Continuamos hoy con la segunda parte del relato del Pecado Original, ayer dejábamos a Adán y a Eva escondiéndose del Señor, al caer la tarde, cuando Dios y el ser humano compartían atardeceres en el Edén, puntual a su cita con el hombre, Dios llama a Adán que se esconde de él, primera vez de las muchas que el Señor sale al encuentro de todos y cada uno de los hombres, primera de una larga historia, una historia de salvación que llega hasta nuestros días y que pone de manifiesto que Dios no se olvida de su creación, sino que se convierte en su «perseguidor», le persigue para que sea feliz, le persigue con insistencia, como la madre que a los pies de la cama del hijo enfermo vela su enfermedad.

Y cómo si de un conflicto de los habituales entre un padre y su hijo, comienzan las excusas, los tartamudeos, la vergüenza ante el pecado cometido…y la ruptura de la confianza y de aquel estado idílico en el que el hombre estaba en comunión con Dios… que lejos queda el tiempo en el que paseaban por el Jardín del Edén, el hombre decide intrépido vivir por su cuenta y se encuentra con la cruda realidad del pecado, que nos prometía un futuro de felicidad y que en realidad nos empuja a la soledad y la tristeza del alejamiento de Dios…

Parecería que al hombre no le queda ninguna esperanza, llamado a labrar la tierra con sudor, llamada la mujer a parir con dolor, el desconsuelo podría adueñarse de nuestros corazones. Sin embargo, el texto evangélico nos recuerda, en contraposición la sobreabundancia de Dios, en la escena de la multiplicación de los panes y los peces, que podríamos titular: «Todos quedaron saciados». Si, frente al desconsuelo del relato del Génesis, Jesús colma las ansias y necesidades de sus coetáneos. Cuando el hombre se encuentra con Dios, hay pan de sobra, se renueva la esperanza y la sonrisa brota junto a las lágrimas enjugadas… aquellos que parecían condenados al olvido encuentran por fin su salvación.

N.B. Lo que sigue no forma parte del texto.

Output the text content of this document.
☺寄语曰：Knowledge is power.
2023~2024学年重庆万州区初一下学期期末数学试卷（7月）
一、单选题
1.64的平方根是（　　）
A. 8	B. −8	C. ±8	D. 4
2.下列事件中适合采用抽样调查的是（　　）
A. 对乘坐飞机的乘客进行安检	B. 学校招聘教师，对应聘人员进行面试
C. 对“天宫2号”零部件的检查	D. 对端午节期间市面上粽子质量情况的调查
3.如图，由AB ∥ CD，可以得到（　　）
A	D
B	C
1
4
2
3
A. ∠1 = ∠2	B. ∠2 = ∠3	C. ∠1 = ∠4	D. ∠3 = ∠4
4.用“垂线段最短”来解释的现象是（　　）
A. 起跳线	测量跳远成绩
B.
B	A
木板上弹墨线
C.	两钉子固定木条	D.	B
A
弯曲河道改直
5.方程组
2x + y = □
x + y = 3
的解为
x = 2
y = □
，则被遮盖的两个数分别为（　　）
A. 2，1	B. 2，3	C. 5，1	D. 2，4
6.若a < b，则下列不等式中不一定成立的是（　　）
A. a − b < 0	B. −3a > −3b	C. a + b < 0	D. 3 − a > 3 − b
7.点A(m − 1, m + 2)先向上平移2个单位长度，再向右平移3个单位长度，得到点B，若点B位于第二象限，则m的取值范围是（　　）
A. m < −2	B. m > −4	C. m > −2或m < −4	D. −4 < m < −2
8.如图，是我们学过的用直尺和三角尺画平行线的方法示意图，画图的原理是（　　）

Tal vez hoy sea un buen día para recorrer nuestra propia historia y leerla como historia de Salvación. Seguramente al interrogarnos por nuestra situación nos brotan los lamentos, las dificultades, los problemas, tal vez incluso las enfermedades, parecería que estamos cegados para reconocer la sobreabundancia de Dios, para ver como también a nosotros el Señor nos ha saciado de sus bendiciones y que hemos compartido y compartimos su pan que da vida en abundancia. Ante semejante esperanza de nuestros labios solo puede desprenderse un suspiro agradecido y una sonrisa confiada.